Archaeologists in Israel have unearthed a 2,500-year-old inscription that references King Darius I, a figure from the Old Testament. This discovery is the first of its kind and sheds new light on the history of the region.
The discovery was made by a team from the Hebrew University of Jerusalem, who were excavating at the ancient city of Ein Gedi, located on the western shore of the Dead Sea. The inscription was found on a piece of pottery and is written in Aramaic.
According to the researchers, the inscription reads, “I am Darius, the great king” and mentions the rebuilding of a temple that had been destroyed. This is significant because it matches details from the book of Ezra in the Old Testament, which describes how King Darius issued a decree allowing the Jewish people to rebuild the temple in Jerusalem.
“This is the first time that such a reference to the Persian king has been discovered in the region,” said Dr. Yosef Garfinkel, one of the leaders of the excavation. “This discovery is historically significant because it confirms that Ein Gedi was a key site in the region during the Persian period.”
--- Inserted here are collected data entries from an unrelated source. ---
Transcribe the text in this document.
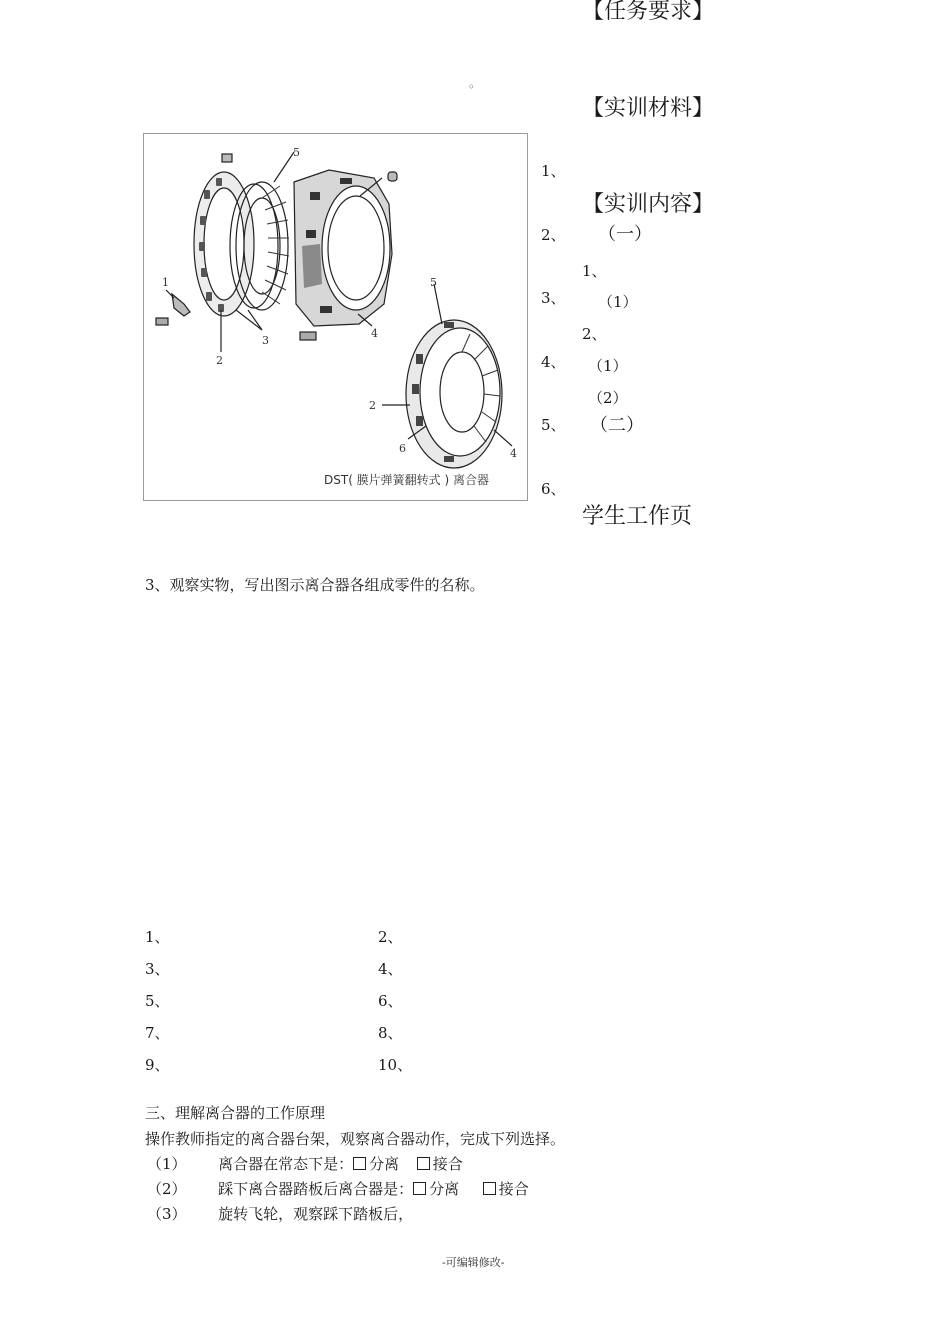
【任务要求】
。
【实训材料】
【实训内容】
1、
2、
3、
4、
5、
6、
（一）
1、
（1）
2、
（1）
（2）
（二）
学生工作页
5
1
2
3
4
5
2
6	4
DST( 膜片弹簧翻转式 ) 离合器
3、观察实物，写出图示离合器各组成零件的名称。
1、	2、
3、	4、
5、	6、
7、	8、
9、	10、
三、理解离合器的工作原理
操作教师指定的离合器台架，观察离合器动作，完成下列选择。
（1） 离合器在常态下是： 分离 接合
（2） 踩下离合器踏板后离合器是： 分离	接合
（3） 旋转飞轮，观察踩下踏板后，
-可编辑修改-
The Persian period in Israel’s history began in the 6th century BC, when the Persian Empire conquered the Babylonian Empire and took control of the region. King Darius I ruled from 522 to 486 BC and is known for his building projects and military campaigns.
The discovery of the inscription at Ein Gedi is just the latest in a series of important archaeological finds in Israel in recent years. These discoveries have helped researchers better understand the history of the region and its significance in ancient times.
The excavation at Ein Gedi is ongoing, and researchers hope to uncover more artifacts that will shed light on the history of the area. The discovery of the inscription referencing King Darius I is a major breakthrough and highlights the importance of continued archaeological research in Israel.